Mathematical library to work with graphs and data.

Python is an excellent programming language. It's a **multi-purpose** language and, its uses cases are unlimited.

For instance, it's widely used in **statistics** and **math** in general.

Let's see how to plot graphs using a Python library called **matplotlib**.

## Main concepts

Matplotlib graphs data into:

**Figures**: the rendered windows**Axes**: where data renders into coordinates (cartesian, polar, etc.)

## Plotting points

The simplest way to plot data on a graph is by **points**.

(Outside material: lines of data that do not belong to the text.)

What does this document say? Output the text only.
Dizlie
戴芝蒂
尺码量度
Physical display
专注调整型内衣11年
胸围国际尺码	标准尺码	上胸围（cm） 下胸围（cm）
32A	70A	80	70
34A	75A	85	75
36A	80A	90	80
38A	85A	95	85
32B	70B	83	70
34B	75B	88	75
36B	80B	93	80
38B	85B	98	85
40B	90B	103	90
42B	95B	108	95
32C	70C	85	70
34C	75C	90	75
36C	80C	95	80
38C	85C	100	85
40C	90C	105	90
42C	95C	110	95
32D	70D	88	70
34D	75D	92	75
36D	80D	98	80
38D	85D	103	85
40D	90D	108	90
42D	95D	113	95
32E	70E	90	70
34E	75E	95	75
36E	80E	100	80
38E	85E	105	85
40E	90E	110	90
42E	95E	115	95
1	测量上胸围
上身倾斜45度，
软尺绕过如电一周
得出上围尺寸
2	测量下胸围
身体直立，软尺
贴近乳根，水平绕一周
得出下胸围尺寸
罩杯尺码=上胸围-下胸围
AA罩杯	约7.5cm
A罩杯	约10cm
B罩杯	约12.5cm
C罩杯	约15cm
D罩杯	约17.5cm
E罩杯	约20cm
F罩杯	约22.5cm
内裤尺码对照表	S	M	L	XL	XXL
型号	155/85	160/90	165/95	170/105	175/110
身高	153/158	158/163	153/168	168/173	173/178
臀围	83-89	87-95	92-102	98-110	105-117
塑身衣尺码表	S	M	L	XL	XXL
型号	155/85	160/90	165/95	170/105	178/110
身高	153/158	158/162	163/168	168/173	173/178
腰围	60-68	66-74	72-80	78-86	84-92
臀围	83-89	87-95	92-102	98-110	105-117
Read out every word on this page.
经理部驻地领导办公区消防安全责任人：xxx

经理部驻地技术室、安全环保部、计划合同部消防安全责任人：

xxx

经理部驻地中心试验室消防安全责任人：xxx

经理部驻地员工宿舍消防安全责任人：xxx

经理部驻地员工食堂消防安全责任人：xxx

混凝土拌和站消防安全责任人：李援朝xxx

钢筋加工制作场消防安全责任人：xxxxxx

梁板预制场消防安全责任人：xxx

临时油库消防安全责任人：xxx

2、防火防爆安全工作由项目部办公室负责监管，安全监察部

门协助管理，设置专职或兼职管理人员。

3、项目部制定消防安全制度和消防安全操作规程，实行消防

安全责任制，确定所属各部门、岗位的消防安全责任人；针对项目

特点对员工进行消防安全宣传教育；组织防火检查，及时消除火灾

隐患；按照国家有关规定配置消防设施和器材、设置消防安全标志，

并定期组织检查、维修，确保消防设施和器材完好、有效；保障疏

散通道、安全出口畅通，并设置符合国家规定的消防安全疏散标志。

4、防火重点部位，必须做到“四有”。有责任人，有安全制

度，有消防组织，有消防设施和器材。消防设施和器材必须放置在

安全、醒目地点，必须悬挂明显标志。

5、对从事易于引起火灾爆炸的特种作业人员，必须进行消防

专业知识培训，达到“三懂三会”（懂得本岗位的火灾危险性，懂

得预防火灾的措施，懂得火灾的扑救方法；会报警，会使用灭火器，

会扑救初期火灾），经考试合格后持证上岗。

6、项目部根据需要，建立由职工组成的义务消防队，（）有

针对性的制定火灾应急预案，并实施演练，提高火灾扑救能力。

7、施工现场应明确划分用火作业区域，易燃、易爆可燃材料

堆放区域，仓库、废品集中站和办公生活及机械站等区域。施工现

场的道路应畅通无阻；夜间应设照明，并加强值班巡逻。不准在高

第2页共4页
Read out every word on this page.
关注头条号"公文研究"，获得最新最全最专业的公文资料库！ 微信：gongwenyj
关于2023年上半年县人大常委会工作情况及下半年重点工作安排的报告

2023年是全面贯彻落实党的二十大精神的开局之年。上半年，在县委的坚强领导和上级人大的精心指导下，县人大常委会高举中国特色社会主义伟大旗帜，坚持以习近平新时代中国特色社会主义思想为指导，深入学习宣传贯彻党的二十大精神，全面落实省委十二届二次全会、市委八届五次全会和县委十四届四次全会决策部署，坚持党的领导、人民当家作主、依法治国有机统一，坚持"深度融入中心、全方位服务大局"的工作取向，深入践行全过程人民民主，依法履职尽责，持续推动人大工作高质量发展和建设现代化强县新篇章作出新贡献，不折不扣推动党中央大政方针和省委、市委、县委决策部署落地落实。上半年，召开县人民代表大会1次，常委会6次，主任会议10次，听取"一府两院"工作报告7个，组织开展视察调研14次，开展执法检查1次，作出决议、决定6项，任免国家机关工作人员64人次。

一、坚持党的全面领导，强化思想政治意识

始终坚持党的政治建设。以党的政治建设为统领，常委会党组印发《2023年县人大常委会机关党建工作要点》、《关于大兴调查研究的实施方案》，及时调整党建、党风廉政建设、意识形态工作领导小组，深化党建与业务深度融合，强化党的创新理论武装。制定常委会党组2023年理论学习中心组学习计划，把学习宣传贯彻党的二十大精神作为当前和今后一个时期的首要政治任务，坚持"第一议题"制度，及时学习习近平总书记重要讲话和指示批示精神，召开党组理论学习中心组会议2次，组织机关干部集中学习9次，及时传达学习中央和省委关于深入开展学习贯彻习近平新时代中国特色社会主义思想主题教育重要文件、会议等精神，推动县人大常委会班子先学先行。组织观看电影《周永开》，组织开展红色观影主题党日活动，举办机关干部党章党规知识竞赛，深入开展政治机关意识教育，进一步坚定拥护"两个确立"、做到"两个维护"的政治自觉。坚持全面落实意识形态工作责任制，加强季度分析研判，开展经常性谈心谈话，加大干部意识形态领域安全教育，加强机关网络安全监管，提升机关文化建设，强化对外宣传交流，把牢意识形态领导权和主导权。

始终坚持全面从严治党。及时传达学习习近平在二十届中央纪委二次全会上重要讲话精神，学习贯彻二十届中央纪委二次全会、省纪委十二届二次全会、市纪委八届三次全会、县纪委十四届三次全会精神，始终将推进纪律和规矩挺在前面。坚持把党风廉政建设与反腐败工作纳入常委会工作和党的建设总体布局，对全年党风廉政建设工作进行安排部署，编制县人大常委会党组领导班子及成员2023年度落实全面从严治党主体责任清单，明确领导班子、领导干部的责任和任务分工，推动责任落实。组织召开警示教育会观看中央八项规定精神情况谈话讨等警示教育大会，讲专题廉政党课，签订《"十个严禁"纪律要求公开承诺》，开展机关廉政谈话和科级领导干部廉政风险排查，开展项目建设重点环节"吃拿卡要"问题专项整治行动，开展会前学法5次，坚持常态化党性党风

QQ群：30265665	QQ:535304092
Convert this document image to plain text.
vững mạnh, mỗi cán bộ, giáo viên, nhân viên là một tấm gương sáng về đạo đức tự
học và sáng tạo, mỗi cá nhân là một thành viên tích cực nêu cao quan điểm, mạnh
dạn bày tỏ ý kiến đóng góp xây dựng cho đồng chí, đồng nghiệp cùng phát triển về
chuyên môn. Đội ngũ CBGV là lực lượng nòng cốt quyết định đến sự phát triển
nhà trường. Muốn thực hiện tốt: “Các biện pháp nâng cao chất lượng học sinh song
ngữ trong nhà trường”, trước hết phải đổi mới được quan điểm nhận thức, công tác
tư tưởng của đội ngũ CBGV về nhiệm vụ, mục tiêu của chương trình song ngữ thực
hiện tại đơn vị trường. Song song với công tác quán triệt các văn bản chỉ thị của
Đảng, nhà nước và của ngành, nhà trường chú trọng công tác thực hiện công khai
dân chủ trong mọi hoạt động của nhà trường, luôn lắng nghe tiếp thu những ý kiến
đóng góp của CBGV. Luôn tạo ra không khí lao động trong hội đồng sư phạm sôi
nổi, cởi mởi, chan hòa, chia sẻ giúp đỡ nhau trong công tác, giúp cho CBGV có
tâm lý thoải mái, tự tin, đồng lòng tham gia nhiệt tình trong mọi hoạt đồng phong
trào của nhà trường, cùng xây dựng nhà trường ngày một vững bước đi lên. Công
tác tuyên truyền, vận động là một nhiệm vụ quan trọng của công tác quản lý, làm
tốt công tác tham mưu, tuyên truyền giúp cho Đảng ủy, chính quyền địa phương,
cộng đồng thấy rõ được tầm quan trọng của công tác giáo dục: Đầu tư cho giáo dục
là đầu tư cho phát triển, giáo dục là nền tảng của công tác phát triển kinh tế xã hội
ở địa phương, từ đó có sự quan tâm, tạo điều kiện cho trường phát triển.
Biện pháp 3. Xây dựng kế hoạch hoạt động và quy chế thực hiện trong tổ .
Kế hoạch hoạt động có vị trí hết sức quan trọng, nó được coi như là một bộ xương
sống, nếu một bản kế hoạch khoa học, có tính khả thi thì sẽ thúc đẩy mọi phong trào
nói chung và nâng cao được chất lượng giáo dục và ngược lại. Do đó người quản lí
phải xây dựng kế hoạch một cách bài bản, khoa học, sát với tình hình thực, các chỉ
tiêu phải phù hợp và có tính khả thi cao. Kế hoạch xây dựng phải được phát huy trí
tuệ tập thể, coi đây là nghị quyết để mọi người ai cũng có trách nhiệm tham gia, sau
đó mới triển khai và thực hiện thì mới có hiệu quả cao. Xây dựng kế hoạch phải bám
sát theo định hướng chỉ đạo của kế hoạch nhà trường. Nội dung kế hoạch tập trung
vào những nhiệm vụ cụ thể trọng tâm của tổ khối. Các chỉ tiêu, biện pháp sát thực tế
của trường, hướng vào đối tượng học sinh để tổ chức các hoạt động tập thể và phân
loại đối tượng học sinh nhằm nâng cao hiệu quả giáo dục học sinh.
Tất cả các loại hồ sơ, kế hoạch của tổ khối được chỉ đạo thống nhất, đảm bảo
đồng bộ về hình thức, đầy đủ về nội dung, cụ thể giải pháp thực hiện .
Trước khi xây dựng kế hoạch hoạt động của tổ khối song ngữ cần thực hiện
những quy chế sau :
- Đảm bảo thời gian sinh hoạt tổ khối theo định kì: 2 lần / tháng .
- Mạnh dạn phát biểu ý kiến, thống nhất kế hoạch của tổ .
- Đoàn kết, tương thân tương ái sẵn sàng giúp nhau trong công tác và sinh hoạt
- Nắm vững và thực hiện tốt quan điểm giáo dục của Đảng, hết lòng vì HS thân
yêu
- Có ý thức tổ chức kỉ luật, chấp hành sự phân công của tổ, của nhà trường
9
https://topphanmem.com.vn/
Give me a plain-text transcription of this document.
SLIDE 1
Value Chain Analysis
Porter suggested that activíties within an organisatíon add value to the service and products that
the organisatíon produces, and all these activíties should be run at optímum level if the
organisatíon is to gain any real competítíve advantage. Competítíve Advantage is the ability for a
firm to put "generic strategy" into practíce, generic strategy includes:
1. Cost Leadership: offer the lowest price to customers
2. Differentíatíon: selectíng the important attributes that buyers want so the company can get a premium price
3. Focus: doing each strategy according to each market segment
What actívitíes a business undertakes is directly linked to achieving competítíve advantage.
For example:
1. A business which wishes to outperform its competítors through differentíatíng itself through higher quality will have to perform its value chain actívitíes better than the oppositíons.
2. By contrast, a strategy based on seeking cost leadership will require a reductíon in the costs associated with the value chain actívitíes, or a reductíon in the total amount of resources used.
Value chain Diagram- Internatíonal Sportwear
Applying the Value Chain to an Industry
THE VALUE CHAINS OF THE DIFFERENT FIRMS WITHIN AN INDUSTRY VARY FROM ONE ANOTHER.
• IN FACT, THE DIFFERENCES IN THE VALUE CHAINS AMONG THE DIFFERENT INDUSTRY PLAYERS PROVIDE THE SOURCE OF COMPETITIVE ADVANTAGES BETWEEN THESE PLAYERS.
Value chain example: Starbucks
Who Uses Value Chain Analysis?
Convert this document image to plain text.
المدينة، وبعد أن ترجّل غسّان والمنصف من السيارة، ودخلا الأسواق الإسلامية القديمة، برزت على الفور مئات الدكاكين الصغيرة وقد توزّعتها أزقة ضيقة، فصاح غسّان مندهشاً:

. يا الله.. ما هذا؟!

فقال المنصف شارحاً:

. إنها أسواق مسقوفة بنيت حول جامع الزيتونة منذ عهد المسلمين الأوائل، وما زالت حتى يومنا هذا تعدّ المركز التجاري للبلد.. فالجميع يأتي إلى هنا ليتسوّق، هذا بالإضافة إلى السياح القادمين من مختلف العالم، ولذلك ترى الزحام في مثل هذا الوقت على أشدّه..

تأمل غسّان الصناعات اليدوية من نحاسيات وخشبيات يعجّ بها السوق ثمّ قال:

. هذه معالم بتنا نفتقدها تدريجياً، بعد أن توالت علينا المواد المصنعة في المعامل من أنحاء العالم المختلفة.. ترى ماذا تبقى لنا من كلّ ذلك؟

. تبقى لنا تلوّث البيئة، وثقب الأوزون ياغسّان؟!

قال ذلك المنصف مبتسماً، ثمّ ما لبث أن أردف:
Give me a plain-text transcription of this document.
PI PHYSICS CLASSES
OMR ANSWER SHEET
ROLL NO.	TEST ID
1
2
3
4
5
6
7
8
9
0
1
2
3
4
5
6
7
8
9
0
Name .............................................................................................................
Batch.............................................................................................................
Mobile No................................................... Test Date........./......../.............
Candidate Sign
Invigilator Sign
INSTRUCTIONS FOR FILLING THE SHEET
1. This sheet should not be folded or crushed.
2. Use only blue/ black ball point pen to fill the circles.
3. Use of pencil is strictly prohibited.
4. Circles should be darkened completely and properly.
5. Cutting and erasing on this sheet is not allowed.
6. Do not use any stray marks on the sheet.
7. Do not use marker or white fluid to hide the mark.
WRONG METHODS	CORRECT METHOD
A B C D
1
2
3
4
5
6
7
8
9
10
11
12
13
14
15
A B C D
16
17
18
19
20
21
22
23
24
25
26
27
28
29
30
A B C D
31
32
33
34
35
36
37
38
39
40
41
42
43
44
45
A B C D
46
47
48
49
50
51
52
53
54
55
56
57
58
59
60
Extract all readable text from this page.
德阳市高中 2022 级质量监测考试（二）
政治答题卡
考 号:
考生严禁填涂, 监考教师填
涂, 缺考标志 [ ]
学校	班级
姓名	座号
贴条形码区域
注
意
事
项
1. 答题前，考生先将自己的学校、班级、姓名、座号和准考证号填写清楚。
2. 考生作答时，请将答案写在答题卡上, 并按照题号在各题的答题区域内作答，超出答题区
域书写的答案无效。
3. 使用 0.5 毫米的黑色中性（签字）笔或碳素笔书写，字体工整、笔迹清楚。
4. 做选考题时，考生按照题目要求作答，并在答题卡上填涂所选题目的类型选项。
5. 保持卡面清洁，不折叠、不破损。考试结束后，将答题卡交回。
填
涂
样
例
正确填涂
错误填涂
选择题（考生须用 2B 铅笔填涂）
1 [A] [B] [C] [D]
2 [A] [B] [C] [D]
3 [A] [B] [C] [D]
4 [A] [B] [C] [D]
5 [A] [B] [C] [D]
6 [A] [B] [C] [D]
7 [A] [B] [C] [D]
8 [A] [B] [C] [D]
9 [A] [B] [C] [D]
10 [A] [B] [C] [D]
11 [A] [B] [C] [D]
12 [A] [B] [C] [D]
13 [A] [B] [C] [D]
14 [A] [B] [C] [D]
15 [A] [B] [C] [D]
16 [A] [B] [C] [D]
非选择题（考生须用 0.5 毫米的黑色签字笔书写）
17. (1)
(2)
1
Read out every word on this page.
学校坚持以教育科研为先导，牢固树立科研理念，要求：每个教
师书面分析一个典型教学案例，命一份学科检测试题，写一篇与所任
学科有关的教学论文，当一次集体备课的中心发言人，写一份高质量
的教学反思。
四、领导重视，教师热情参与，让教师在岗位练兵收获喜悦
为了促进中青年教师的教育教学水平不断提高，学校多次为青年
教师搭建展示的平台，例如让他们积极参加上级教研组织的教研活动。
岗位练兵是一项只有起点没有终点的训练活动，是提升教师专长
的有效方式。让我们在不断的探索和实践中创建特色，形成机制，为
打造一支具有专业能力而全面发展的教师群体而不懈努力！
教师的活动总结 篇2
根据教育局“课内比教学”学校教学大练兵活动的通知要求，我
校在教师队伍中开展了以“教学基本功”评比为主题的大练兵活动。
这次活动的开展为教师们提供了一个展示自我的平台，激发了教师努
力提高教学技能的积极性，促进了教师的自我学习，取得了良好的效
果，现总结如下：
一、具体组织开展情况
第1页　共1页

To do so, we can use the `Axis.subplots()`

method. After that, we can use `Axis.plot()`

to plot the actual points.

```
import matplotlib.pyplot as plt
# Coordinates
x = [0, 2, 5, 6]
y = [0, 2, 2, 6]
# Creating a Figure with an Axis
fig, ax = plt.subplots()
ax.plot(x, y)
# Displaying the graph
plt.show()
```

## Plotting functions

Another simple way to plot data is from a **mathematical function**.

In this case, we need to import `numpy`

as well. This module lets us generate an array of points.

`import numpy as np`

We can then generate these points using the `arange()`

function. The first two parameters represent the **starting and ending points**, while the third is the **step**.

```
# Generating an array of point from 0 to 2PI
x = np.arange(0, math.pi*2, 0.05)
```

You can also plot multiple functions, or points, on the graph by calling the `plot`

method multiple times.

If we use a math function to calculate **y** points, we can graph whatever we like.

For example, let's plot the graph for the function f(x) = sin(x) + cos(2x)

```
from matplotlib import pyplot as plt
import numpy as np
# PI
from math import pi as PI
# Creating two arrays for x and y
x = np.arange(0, PI * 4, 0.05)
y = np.sin(x) + np.cos(2 * x)
# Plotting the points
plt.plot(x, y)
# Displaying the graph
plt.show()
```

## Formatting the Graph

It is possible to change how the graphs look. We can add captions, change colors, changing line style, etc.

### Adding labels

As we may want to generate an image from a graph, adding some **labels** can make it immediately clear to the user what they're watching.

We can write a **title** and **naming axis**, for example.

```
plt.xlabel("angle")
plt.ylabel("f(x)")
plt.title("My cool Graph")
```

If we apply this to the previous graph, we'll get this:

### Editing colors, Line-styling and adding a grid

Moreover, it's possible to **edit colors**. We can use some special characters and passing them as the third element of the plot.

Here you can see the color codes:

- b - Blue
- g - Green
- r - Red
- c - Cyan
- m - Magenta
- y - Yellow
- k - Black
- w - White

You can also use **CSS color codes**.

If you combine these codes with these symbols "- , –, -., , . , , , o , ^ , v , < , > , s , + , x , D , d , 1 , 2 , 3 , 4 , h , H , p , | , _", you can change the line pattern.

Furthermore, you can **add a grid behind the graph**.

Let's apply this:

```
plt.grid(True)
plt.plot(x, y, "r--")
```

## Conclusion

This library does way more than this, for now, let's stick with some simple stuff.